The infantry was as fine as I ever saw, the men young and hardy in appearance, and marching always with an elastic stride. The infantry regiment, however, I thought too large–too many men for a colonel to command unless he has the staff of a general–but this objection may be counterbalanced by the advantages resulting from associating together thus intimately the men from the same district, or county as we would call it; the celerity of mobilization, and, in truth, the very foundation of the German system, being based on this local or territorial scheme of recruiting.

There was no delay when the call sounded for the march; all turned out promptly, and while on the road there was very little straggling, only the sick falling out. But on such fine, smooth roads, and with success animating the men from the day they struck the first blow, it could hardly be expected that the columns would not keep well closed up. Then, too, it must be borne in mind that, as already stated, ‘campaigning’ in France–that is, the marching, camping, and subsisting of an army–is an easy matter, very unlike anything we, had during the war of the rebellion. To repeat: the country is rich, beautiful, and densely populated, subsistence abundant, and the roads–all macadamized highways; thus the conditions; are altogether different from those existing with us. I think that under the same circumstances our troops would have done as well as the Germans, marched as admirably, made combinations as quickly and accurately, and fought with as much success. I can but leave to conjecture how. the Germans would have got along on bottomless roads–often none at all–through the swamps and quicksands of northern Virginia, from, the Wilderness to Petersburg, and from Chattanooga to Atlanta and the sea.
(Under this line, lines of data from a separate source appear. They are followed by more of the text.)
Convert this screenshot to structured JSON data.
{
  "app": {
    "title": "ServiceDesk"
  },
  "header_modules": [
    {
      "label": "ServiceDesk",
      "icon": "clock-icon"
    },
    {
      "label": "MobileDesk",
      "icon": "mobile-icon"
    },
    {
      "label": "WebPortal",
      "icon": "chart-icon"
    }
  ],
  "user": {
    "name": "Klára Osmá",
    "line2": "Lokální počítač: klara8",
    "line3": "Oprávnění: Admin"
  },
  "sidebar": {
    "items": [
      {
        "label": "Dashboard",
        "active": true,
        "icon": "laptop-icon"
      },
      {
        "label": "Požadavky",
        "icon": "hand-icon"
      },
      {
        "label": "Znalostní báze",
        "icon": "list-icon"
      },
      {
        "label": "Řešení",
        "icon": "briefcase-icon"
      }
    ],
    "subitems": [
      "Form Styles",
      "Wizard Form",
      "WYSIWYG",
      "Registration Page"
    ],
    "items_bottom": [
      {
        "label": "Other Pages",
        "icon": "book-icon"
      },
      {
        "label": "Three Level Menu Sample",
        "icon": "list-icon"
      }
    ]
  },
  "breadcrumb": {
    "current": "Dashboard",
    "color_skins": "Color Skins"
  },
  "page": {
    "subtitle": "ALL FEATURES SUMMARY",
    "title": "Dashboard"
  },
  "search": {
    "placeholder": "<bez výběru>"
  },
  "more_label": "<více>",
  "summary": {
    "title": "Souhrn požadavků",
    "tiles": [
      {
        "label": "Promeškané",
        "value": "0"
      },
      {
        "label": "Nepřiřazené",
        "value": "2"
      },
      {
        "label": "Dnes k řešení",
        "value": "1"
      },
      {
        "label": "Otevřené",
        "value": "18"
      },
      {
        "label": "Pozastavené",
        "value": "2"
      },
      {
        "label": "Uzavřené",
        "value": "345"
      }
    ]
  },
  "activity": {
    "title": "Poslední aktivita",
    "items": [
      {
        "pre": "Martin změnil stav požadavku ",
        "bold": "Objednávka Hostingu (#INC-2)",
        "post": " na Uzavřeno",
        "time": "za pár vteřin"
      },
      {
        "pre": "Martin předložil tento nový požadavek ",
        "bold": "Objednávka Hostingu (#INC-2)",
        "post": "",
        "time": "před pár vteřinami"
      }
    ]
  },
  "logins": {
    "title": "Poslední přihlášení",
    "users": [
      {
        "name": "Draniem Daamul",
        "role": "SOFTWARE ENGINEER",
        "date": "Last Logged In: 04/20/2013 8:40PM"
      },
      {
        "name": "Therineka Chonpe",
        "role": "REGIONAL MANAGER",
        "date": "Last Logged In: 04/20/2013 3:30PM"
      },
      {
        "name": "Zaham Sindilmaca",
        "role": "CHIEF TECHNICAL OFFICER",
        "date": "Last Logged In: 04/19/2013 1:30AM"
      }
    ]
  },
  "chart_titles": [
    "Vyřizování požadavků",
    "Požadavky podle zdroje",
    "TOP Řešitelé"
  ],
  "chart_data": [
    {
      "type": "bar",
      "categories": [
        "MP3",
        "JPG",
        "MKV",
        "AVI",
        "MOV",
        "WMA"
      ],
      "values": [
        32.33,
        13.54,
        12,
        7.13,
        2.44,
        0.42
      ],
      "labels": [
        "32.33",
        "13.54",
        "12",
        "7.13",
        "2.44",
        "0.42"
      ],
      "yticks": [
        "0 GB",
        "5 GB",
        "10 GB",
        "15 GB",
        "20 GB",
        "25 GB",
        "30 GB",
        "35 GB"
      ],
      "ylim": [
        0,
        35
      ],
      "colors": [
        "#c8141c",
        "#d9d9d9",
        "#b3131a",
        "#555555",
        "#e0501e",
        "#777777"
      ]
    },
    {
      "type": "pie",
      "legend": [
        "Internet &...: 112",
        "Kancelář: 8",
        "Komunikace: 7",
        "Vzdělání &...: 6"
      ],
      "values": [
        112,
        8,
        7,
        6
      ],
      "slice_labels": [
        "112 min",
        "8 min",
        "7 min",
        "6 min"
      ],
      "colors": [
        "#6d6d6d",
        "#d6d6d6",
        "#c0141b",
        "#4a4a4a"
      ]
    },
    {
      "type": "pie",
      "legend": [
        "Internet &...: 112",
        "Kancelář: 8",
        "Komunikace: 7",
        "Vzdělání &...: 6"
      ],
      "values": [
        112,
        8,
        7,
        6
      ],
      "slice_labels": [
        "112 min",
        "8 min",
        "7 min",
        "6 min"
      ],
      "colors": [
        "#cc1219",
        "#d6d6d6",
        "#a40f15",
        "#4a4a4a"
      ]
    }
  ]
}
Following the operations of the German armies from the battle of Gravelotte to the siege of Paris, I may, in conclusion, say that I saw no new military principles developed, whether of strategy or grand tactics, the movements of the different armies and corps being dictated and governed by the same general laws that have so long obtained, simplicity of combination and manoeuvre, and the concentration of a numerically superior force at the vital point.

After my brief trip to Versailles, I remained in Paris till the latter part of March. In company with Mr. Washburn, I visited the fortifications for the defense of the city, and found them to be exceptionally heavy; so strong, indeed, that it would have been very hard to carry the place by a general assault. The Germans, knowing the character of the works, had refrained from the sacrifice of life that such an attempt must entail, though they well knew that many of the forts were manned by unseasoned soldiers. With only a combat here and there, to tighten their lines or repulse a sortie, they wisely preferred to wait till starvation should do the work with little loss and absolute certainty.

The Germans were withdrawn from Paris on the 3d of March, and no sooner were they gone than factional quarrels, which had been going on at intervals ever since the flight of the Empress and the fall of her regency on the 4th of September, were renewed with revolutionary methods that eventually brought about the Commune. Having witnessed one or two of these outbreaks, and concluding that while such turbulence reigned in the city it would be of little profit for me to tarry there, I decided to devote the rest of the time I could be away from home to travel in England, Ireland, and Scotland. My journeys through those countries were full of pleasure and instruction, but as nothing I saw or did was markedly different from what has been so often described by others, I will save the reader this part of my experience. I returned to America in the fall, having been absent a little more than a year, and although I saw much abroad of absorbing interest, both professional and general, yet I came back to my native land with even a greater love for her, and with increased admiration for her institutions.